El científico planetario Harold Urey le había sugerido a la NASA que lanzara un programa de exploración lunar en la década de 1950.
Urey se imaginaba que la Luna, carente de erosión atmosférica y el reciclaje de su corteza a través de las placas tectónicas, posiblemente conservaba algunas antiguas reliquias geológicas de los primeros años del Sistema Solar, desaparecidas hacía tiempo en la Tierra.
Urey despertó la curiosidad de la NASA. La agencia preparó planes ambiciosos para investigar sus teorías, en los que se hablaba de una armada de misiones robóticas de cartografía y que culminaba con un aterrizaje tripulado.
Con un precio estimado de US$11.000 millones, había pocas posibilidades de que fuera aprobado por el nuevo presidente, pero la NASA lo presentó por si acaso.
Y ese acaso surgió el 12 de abril de 1961, apenas tres meses después de la llegada de Kennedy a la oficina Oval, cuando el mayor ruso Yuri Gagarin se convirtió en el primer hombre en orbitar alrededor de la Tierra.
Orgullo nacional
Kennedy consultó inmediatamente a su vicepresidente para saber qué podían hacer para restaurar el orgullo nacional y Lyndon B. Johnson no dudó en recomendarle el novedoso programa de exploración lunar de la NASA.
Al parecer, al principio Kennedy dudó. Sin garantías de éxito, parecía que iba a ser difícil convencer al Congreso debido a su costo. Sin embargo, Johnson lo persuadió.
"Ser el segundo en el espacio es ser el segundo en todo", le dijo al presidente. Kennedy no tuvo más remedio que adoptar el plan.
Reclutando a más de 400.000 hombres y mujeres en todo el país para este único, centrado y determinado objetivo, la filosofía de la NASA se inspiró en otra de las leyes de Clarke: "la única manera de descubrir los límites de lo posible es aventurarse un poco más allá de ellos hacia lo imposible".
Si uno examina los periódicos de cualquier momento de los años '60, se encuentra con reportajes sobre los tremendos problemas de ingeniería que atribulaban al programa Apolo.
Desde los aparentemente insuperables obstáculos para lograr que cada una de las etapas del Saturno V funcionaran, hasta los desafíos para garantizar que el módulo fuera seguro, tras el incendio que mató a los primeros astronautas de Apolo. Los mismos ingenieros habría dicho en ocasiones que no dudaban de que se pudiera hacer realidad.
Pero contra todos los pronósticos, el 16 de julio de 1969 -apenas 30 meses después del fatal incendio- el primer cohete Saturno V que pretendía llevar personas de la superficie de un mundo a otro se levantaba en el cielo de Florida.

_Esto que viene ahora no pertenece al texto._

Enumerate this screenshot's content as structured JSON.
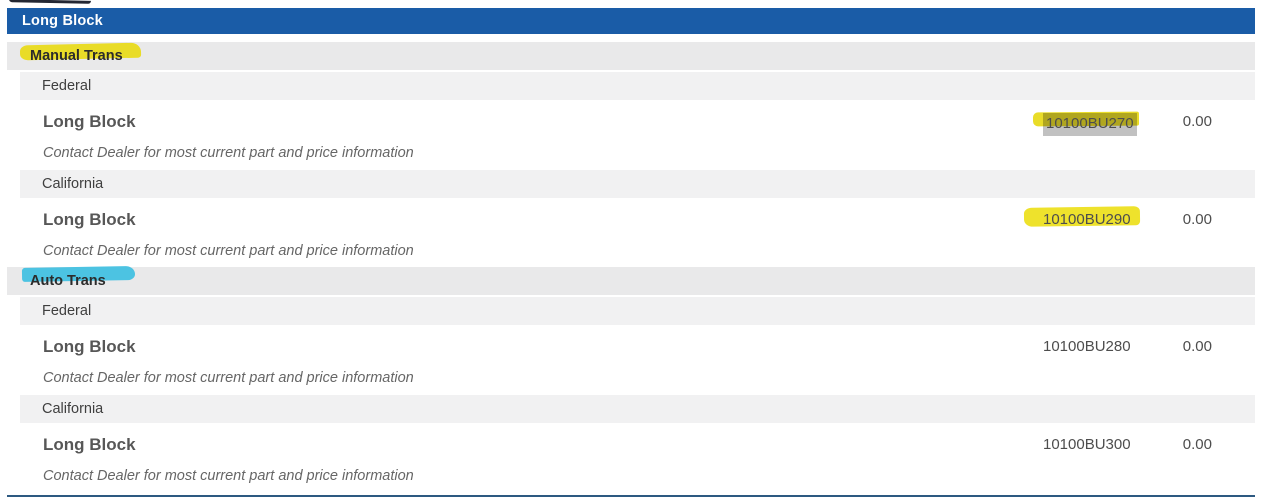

Quienes trabajaron en Apolo -que conocían íntimamente cada tuerca y tornillo- se quedaron sin respiración al ver lo que habían logrado.

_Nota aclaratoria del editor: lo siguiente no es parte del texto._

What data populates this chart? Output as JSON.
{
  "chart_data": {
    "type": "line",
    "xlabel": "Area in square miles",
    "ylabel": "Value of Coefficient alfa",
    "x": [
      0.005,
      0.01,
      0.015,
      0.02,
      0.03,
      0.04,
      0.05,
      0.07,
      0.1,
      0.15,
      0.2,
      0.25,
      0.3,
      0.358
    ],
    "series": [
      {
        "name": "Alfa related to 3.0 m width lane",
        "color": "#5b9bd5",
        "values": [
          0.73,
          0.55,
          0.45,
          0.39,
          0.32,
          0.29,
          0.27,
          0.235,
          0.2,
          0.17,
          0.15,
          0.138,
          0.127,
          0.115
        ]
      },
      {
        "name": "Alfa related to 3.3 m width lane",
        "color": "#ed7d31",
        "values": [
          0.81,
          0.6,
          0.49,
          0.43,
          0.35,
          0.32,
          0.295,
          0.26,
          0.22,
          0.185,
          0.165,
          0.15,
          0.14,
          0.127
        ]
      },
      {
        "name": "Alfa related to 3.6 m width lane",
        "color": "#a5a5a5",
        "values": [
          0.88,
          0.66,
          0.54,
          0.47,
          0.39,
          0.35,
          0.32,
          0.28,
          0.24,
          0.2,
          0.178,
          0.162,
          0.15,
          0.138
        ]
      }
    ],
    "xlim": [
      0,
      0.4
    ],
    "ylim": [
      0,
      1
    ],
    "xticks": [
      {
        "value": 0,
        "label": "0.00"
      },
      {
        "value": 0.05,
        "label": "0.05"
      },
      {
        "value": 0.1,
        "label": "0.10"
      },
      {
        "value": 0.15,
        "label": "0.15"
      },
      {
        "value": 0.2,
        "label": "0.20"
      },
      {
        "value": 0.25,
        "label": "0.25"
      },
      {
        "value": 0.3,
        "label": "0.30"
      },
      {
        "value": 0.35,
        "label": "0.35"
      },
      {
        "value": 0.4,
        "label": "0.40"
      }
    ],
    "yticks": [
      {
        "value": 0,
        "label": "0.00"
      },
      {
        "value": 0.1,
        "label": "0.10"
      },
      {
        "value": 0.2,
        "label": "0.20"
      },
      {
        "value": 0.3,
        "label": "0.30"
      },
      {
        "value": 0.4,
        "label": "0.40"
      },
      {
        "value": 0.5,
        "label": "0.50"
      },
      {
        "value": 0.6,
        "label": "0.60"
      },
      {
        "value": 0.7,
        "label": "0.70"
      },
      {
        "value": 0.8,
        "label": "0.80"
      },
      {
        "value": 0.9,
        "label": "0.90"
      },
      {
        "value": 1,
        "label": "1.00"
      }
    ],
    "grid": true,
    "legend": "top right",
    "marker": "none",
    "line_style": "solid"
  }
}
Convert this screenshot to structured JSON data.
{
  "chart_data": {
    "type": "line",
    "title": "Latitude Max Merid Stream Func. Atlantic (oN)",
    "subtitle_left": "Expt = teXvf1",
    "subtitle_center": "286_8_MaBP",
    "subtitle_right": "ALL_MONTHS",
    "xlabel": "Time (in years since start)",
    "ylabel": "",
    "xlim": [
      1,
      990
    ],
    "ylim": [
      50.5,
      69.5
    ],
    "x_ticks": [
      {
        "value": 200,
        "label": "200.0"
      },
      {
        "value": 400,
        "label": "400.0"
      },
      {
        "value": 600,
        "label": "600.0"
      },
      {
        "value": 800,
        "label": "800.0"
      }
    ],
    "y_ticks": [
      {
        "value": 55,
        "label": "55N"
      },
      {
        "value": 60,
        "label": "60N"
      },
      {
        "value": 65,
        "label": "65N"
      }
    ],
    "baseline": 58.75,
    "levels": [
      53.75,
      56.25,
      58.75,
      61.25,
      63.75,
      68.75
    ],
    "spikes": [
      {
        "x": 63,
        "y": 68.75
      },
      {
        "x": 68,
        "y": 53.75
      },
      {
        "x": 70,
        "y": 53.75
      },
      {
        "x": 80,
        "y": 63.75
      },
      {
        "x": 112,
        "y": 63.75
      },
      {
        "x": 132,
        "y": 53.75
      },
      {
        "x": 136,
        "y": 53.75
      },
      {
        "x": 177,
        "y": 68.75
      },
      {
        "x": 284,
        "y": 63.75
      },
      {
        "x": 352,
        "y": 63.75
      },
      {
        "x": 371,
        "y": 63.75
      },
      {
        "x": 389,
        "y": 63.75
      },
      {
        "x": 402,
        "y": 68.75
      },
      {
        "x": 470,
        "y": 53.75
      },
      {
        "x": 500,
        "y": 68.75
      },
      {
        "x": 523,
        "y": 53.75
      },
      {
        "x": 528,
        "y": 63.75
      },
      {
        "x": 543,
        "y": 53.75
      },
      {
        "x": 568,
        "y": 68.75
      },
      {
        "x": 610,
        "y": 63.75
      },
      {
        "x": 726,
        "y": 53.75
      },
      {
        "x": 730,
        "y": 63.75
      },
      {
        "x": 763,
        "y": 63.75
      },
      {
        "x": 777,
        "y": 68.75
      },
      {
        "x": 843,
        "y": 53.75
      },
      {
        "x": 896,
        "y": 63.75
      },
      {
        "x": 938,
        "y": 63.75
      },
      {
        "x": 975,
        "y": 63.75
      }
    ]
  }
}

Para el resto de nosotros -maravillados al ver al vehículo más pesado que jamás había despegado de la Tierra- era mágico.
Tres días más tarde, cuando los primeros hombres llegaron a otro mundo, su acto inicial, pocos momentos después de pisar la superficie de la Luna, fue documentar y recoger una preciosa muestra de polvo lunar, para compartirla con los laboratorios en toda la Tierra.

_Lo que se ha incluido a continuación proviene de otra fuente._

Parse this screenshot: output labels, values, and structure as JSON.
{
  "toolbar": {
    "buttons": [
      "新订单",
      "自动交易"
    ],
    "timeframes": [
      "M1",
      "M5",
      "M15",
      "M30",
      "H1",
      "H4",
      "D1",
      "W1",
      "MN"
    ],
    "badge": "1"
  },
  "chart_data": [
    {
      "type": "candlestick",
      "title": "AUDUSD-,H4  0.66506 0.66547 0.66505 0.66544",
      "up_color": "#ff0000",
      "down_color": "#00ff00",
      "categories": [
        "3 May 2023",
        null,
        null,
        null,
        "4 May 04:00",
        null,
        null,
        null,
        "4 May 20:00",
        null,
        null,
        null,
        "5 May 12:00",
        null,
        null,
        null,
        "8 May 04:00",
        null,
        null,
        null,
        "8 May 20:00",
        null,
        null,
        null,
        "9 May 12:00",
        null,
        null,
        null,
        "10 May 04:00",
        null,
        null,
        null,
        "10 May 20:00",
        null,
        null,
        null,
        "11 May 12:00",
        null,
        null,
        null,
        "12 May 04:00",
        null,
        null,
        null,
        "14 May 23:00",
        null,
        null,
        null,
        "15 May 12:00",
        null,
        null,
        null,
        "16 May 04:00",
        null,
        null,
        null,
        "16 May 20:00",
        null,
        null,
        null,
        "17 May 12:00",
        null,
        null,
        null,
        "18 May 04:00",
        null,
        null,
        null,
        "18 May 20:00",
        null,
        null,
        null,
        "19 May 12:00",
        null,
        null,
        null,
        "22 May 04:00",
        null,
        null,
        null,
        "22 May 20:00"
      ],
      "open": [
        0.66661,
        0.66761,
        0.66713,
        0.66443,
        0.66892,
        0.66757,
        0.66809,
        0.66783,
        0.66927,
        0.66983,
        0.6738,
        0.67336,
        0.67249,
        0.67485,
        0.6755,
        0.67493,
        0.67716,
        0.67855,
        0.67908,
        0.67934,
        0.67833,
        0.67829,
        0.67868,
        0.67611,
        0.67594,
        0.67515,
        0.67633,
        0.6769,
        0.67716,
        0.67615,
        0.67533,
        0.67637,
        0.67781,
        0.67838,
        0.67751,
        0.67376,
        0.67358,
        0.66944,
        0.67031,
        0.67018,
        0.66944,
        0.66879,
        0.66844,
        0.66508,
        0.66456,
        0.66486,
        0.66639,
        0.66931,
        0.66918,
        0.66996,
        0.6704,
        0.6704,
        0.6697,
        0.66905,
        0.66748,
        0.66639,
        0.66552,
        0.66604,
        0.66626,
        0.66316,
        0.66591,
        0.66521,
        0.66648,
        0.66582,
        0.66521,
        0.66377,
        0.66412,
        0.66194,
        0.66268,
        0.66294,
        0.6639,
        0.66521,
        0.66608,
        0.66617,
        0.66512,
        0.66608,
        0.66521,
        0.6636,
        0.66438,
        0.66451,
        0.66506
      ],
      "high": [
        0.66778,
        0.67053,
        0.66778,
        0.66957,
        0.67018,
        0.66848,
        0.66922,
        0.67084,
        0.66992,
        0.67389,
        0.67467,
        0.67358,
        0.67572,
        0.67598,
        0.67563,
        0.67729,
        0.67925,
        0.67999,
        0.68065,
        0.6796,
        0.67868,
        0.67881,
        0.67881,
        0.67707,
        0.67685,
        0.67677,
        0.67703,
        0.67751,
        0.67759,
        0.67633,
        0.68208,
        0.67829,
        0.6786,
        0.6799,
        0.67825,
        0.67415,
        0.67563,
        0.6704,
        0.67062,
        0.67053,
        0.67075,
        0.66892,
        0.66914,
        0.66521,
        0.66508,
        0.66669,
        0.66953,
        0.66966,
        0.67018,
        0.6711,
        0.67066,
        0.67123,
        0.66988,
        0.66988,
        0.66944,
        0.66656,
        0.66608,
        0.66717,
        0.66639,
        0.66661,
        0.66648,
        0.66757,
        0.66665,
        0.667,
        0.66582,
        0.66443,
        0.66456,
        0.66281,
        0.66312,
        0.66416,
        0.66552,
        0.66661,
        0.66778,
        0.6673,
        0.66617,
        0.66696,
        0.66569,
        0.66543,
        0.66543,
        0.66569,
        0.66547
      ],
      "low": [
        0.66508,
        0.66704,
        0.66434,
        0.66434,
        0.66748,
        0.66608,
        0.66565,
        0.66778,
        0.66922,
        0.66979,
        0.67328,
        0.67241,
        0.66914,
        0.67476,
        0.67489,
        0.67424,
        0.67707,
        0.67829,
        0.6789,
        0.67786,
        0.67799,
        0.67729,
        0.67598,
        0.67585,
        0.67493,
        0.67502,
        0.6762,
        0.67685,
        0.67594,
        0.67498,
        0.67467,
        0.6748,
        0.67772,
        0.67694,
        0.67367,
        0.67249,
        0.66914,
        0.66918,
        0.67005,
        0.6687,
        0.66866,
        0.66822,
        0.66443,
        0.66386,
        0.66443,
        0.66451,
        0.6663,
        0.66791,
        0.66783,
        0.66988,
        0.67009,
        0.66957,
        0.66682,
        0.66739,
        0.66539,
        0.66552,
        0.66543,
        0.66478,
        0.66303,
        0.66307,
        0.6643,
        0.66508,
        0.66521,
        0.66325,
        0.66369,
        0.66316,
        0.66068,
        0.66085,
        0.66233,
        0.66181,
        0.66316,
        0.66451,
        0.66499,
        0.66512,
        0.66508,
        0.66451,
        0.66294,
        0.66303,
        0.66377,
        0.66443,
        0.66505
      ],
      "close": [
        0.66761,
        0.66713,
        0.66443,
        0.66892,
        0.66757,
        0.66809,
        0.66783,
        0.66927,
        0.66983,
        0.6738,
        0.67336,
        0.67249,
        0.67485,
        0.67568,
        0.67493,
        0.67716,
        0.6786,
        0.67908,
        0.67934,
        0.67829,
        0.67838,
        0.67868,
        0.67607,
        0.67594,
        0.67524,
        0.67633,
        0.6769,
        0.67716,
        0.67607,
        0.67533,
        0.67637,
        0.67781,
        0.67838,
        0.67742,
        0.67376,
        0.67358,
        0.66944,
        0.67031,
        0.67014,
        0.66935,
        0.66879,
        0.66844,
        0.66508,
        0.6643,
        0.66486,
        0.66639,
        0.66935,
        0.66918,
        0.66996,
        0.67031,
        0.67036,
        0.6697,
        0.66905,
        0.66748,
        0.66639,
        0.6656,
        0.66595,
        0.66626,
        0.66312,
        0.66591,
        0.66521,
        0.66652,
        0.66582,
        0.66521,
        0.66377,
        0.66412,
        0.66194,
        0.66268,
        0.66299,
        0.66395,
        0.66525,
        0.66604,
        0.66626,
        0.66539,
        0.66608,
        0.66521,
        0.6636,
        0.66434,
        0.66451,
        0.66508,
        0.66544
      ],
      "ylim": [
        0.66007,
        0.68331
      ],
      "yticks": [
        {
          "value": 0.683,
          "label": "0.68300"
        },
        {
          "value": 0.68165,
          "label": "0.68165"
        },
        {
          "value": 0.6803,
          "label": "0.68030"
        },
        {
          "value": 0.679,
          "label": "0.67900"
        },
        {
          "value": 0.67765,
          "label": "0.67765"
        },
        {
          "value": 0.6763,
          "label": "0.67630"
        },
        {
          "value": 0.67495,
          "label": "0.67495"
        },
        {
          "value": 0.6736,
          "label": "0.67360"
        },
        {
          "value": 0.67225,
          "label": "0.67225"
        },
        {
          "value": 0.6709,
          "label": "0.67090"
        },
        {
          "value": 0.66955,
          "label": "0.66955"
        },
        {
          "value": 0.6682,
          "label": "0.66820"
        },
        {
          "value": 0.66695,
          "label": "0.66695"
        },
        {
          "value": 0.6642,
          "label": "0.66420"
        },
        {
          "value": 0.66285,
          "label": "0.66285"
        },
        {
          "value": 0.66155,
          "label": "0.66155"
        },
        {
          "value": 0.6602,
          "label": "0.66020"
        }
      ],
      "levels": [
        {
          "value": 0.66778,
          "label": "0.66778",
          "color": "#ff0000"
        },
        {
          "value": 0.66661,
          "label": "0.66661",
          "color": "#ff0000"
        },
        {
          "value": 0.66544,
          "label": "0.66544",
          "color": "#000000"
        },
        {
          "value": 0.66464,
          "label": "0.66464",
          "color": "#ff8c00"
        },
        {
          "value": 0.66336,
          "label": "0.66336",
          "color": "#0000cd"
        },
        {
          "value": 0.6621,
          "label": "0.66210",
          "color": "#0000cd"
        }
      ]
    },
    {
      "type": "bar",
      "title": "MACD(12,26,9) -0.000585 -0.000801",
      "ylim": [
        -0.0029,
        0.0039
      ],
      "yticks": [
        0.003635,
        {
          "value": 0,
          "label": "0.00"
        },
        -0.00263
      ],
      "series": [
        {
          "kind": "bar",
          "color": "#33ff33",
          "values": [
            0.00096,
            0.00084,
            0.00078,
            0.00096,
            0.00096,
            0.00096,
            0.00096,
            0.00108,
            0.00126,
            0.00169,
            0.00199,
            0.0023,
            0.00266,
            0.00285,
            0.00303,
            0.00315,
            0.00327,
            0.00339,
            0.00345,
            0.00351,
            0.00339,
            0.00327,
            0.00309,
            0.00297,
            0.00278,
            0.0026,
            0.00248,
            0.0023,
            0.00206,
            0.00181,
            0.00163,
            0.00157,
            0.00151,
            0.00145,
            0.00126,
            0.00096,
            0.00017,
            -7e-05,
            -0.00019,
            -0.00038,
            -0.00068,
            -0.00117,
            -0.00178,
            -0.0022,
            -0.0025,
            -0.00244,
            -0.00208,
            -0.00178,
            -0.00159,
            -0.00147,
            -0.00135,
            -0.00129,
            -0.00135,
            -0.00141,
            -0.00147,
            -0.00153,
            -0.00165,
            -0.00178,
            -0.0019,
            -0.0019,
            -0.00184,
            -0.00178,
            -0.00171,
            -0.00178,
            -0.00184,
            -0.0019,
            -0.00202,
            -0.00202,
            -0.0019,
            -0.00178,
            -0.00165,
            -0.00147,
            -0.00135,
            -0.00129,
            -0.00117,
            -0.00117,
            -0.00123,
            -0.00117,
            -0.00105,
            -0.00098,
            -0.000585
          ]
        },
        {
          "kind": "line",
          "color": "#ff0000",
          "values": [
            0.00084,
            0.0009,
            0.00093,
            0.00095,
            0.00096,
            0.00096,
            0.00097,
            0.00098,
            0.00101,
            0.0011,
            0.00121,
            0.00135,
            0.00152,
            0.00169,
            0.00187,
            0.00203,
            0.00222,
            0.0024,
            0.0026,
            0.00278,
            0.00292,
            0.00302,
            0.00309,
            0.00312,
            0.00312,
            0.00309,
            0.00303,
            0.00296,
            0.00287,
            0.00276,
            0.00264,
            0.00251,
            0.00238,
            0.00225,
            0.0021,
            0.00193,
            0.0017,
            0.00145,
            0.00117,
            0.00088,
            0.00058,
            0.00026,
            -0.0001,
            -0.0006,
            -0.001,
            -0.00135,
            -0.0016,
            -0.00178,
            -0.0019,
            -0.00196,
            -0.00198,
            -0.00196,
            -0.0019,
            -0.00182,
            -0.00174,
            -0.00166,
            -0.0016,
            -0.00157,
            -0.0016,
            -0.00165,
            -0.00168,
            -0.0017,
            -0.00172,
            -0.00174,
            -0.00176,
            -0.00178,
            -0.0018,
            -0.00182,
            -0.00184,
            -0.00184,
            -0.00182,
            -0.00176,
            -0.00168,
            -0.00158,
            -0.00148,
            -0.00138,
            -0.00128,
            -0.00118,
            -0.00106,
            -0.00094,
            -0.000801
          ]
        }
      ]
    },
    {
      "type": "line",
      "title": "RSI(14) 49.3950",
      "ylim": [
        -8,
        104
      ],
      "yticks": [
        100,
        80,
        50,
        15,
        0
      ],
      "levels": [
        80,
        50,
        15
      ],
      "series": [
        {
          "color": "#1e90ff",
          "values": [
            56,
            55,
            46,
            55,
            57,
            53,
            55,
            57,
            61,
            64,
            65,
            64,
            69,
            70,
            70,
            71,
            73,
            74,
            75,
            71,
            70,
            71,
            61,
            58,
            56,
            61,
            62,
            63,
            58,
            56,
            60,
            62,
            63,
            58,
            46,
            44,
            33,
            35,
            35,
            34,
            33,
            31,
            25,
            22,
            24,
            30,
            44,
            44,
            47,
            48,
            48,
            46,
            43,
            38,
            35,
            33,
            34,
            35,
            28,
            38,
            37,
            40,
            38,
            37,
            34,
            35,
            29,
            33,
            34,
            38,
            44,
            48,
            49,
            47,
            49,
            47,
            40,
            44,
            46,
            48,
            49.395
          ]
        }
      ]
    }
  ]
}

Fue un gesto apropiado en el punto culminante de un viaje que había sido iniciado por una idea científica grandiosa sobre nuestros orígenes.
A pesar de que el programa Apolo surgió en momentos difíciles y de que su creación se aceleró debido al persistente terror de Armagedón, lo que quedó supera con creces la mera carrera de la Guerra Fría.
El que Estados Unidos hiciera ese inmenso esfuerzo nacional dedicado a algo más que la guerra, se ganó la admiración del mundo.
En estos momentos de gran incertidumbre, en la que se luchan tantas guerras sin solución y se ciernen nuevas amenazas, quizás necesitamos otro proyecto mágico inspirado en la curiosidad científica y logrado gracias al ingenio de la ingeniería para levantar los espíritus y ganar los corazones y las mentes.
El escritor J. Bainbridge resumió la aventura de Apolo como "una historia de ingenieros que intentaron llegar al cielo".
¿Ha llegado el momento de desafiar una vez más a nuestros científicos e ingenieros para que alcancen el cielo por el bien de toda la humanidad?